RDA scheme attracts $7.3bn in 40 months, eases forex pressure
KARACHI: Foreign currency inflows through Roshan Digital Account (RDA) reached $7.337 billion by the end of January 2024, data from the State Bank of Pakistan showed on Tuesday.
RDA inflows were $142 million in January, which was a decline from the month before when it performed better. These inflows came to a total of $160 million in December.
Since its launch in September 2020, the RDA initiative has become a noteworthy source of inflows for Pakistan, despite a monthly decline. This helps Pakistan's foreign exchange reserves, which are currently at $8 billion, not much more than two months' worth of essential imports, but it's still better than the $3.1 billion they were at just over a year ago.
Of the total amount received, $4.556 billion has been used locally and $1.550 billion has been repatriated. The SBP data showed that after this, the net repatriable liabilities stood at $1.231 billion.
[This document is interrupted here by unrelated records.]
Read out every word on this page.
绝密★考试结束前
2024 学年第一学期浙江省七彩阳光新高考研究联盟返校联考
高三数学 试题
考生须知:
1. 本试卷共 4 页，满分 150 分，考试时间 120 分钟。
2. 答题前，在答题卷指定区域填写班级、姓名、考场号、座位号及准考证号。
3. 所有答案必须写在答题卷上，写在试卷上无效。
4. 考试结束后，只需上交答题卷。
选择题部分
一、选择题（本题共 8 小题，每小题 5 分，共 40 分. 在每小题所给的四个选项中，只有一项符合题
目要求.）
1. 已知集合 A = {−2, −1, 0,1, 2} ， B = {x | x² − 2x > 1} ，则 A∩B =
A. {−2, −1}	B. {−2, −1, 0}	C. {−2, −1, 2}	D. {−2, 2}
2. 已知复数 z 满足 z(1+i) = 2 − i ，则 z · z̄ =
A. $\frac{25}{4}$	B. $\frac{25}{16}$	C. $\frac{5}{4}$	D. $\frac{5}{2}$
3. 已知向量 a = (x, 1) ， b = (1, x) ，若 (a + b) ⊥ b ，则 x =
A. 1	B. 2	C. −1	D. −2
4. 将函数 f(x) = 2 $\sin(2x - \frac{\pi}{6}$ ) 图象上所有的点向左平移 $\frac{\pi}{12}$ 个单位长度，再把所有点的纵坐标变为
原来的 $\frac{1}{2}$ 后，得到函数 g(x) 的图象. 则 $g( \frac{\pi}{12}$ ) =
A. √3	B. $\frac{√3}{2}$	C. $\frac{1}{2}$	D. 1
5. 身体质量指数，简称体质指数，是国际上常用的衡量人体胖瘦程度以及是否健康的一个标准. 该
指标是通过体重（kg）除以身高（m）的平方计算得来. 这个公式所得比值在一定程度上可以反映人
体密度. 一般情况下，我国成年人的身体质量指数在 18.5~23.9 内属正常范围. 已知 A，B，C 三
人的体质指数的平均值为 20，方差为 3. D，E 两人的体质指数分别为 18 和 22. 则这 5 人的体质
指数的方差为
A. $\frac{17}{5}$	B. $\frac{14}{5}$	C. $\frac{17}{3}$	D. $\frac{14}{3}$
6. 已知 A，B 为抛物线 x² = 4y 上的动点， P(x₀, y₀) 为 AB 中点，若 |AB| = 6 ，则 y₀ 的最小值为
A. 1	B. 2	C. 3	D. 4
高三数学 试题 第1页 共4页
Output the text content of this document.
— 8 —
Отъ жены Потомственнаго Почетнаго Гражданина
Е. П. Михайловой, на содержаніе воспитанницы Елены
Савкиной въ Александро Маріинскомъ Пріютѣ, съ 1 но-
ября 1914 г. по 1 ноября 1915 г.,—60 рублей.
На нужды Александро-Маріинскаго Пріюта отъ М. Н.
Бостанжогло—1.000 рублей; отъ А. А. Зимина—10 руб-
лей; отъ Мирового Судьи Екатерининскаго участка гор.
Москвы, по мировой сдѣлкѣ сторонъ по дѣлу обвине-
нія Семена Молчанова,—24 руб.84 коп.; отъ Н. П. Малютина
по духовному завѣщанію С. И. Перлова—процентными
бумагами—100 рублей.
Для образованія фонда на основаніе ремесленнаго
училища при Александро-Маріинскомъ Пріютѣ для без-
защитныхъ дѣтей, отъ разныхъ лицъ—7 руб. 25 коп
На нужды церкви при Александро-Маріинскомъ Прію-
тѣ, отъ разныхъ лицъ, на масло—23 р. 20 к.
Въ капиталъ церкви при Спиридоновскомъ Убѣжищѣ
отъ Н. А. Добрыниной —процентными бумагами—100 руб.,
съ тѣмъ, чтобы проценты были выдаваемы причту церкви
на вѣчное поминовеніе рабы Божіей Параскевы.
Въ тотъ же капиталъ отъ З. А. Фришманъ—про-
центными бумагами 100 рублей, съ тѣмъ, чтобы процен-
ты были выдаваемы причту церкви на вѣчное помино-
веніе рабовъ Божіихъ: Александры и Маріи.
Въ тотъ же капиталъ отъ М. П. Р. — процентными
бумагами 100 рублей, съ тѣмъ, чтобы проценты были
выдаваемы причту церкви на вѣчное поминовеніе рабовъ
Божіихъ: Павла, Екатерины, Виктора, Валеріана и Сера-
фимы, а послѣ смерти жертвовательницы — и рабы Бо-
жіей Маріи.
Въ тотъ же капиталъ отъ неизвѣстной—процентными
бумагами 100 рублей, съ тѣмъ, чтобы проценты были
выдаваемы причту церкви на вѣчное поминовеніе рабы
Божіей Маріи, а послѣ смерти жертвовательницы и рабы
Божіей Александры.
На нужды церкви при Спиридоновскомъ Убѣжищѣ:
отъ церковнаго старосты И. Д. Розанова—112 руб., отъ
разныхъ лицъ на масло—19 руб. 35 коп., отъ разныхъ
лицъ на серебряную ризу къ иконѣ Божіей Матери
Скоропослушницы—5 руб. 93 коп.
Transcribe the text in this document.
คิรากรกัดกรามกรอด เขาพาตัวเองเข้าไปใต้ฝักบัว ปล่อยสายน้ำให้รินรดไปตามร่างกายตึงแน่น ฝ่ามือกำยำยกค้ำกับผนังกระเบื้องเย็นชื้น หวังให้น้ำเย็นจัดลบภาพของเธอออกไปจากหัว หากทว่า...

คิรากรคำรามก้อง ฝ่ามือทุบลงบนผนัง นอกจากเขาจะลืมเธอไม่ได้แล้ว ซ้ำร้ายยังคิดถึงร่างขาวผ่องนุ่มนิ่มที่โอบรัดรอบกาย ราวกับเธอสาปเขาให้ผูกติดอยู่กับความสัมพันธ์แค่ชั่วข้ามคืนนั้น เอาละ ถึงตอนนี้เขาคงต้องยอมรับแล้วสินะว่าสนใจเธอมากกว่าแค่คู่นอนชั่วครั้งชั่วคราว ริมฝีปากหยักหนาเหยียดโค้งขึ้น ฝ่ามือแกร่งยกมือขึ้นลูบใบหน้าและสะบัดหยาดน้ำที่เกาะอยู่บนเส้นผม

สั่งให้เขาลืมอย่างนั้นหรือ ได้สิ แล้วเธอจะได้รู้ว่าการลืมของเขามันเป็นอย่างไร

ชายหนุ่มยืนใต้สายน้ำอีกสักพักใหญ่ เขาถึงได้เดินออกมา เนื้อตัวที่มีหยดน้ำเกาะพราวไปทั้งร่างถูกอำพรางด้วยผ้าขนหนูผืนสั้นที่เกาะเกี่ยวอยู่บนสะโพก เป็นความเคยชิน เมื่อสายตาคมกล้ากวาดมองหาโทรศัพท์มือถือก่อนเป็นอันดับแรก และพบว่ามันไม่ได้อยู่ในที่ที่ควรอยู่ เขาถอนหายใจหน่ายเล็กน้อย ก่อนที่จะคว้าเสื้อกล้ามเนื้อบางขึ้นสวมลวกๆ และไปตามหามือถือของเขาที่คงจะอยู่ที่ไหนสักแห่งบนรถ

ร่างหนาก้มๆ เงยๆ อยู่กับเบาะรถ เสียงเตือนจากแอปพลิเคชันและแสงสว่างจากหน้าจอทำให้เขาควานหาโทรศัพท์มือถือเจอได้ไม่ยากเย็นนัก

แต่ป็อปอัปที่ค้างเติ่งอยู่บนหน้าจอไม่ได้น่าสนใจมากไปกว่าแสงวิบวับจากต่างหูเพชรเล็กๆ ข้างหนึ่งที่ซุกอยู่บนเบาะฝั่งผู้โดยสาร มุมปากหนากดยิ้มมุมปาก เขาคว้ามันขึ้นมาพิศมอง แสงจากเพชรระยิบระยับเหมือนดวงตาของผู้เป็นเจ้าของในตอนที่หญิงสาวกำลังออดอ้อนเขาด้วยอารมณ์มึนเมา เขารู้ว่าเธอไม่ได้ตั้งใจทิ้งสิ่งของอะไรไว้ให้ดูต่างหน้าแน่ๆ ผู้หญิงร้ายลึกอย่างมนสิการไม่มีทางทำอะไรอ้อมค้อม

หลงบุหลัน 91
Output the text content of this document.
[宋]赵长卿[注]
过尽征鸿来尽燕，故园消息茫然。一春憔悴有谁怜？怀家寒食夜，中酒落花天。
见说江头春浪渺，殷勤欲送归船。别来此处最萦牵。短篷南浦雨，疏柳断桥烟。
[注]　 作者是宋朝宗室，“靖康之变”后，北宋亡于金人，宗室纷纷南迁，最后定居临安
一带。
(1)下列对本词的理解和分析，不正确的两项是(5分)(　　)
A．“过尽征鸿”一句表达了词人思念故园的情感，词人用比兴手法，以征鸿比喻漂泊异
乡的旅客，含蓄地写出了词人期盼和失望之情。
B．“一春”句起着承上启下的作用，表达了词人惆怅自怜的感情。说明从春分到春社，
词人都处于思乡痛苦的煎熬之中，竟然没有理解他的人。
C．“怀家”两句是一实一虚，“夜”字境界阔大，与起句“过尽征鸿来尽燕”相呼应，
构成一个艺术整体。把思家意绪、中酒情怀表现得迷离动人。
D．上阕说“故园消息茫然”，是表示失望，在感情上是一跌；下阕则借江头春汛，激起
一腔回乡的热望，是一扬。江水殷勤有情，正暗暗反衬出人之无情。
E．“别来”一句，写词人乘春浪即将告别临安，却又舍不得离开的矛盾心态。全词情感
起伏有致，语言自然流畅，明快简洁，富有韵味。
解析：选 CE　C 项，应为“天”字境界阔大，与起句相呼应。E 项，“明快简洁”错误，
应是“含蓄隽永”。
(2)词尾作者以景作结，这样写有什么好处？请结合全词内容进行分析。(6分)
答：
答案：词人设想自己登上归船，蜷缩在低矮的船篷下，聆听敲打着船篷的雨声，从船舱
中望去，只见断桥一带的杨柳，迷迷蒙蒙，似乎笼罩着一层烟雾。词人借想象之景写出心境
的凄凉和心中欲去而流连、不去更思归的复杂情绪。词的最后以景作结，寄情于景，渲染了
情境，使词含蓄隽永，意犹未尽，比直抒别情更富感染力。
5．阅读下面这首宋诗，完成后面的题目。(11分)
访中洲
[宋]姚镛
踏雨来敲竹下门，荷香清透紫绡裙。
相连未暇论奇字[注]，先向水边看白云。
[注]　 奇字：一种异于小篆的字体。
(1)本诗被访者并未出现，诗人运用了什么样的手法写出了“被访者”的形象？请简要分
Non-resident Pakistanis (NRPs) can use the RDA facility to remotely open accounts with specific Pakistani banks and conduct banking activities like money transfers, utility, education, and other service payments, as well as investments in Pakistan, through an online system.
Every RDA inflow and outflow is recorded in Pakistan's balance of payments statement, and it affects the foreign exchange reserves of the nation. The SBP data revealed that between September 2020 and January 2024, net investments through RDA totaled $830 million. $302 million was invested in conventional NPCs and $498 million went to Naya Pakistan Certificates (NPCs) (Islamic). $30 million was invested in the stock market. There were additional liabilities of $21 million. There was a $380 million account balance and $1.231 billion in net repatriable liabilities.
Pakistanis living abroad find it more appealing to invest in dollar-denominated NPCs since the yield on their US dollar investment is higher than that of holding their money in any foreign bank.
Amidst political turmoil following the contentious and inconclusive nationwide elections on February 8, international rating agencies have expressed concern regarding Pakistan's vulnerable external position.
The current International Monetary Fund's $3 billion loan programme expires next month, and getting a new, much larger one is regarded as the incoming administration's top priority. Though, the nation receives the IMF funding, a $1 billion bond payment in two months will severely deplete the country’s foreign reserves.
Analysts believe that, in light of Pakistan's low foreign exchange reserves relative to its significant and imminent external debt repayment obligations, it is vital to enter another IMF programme.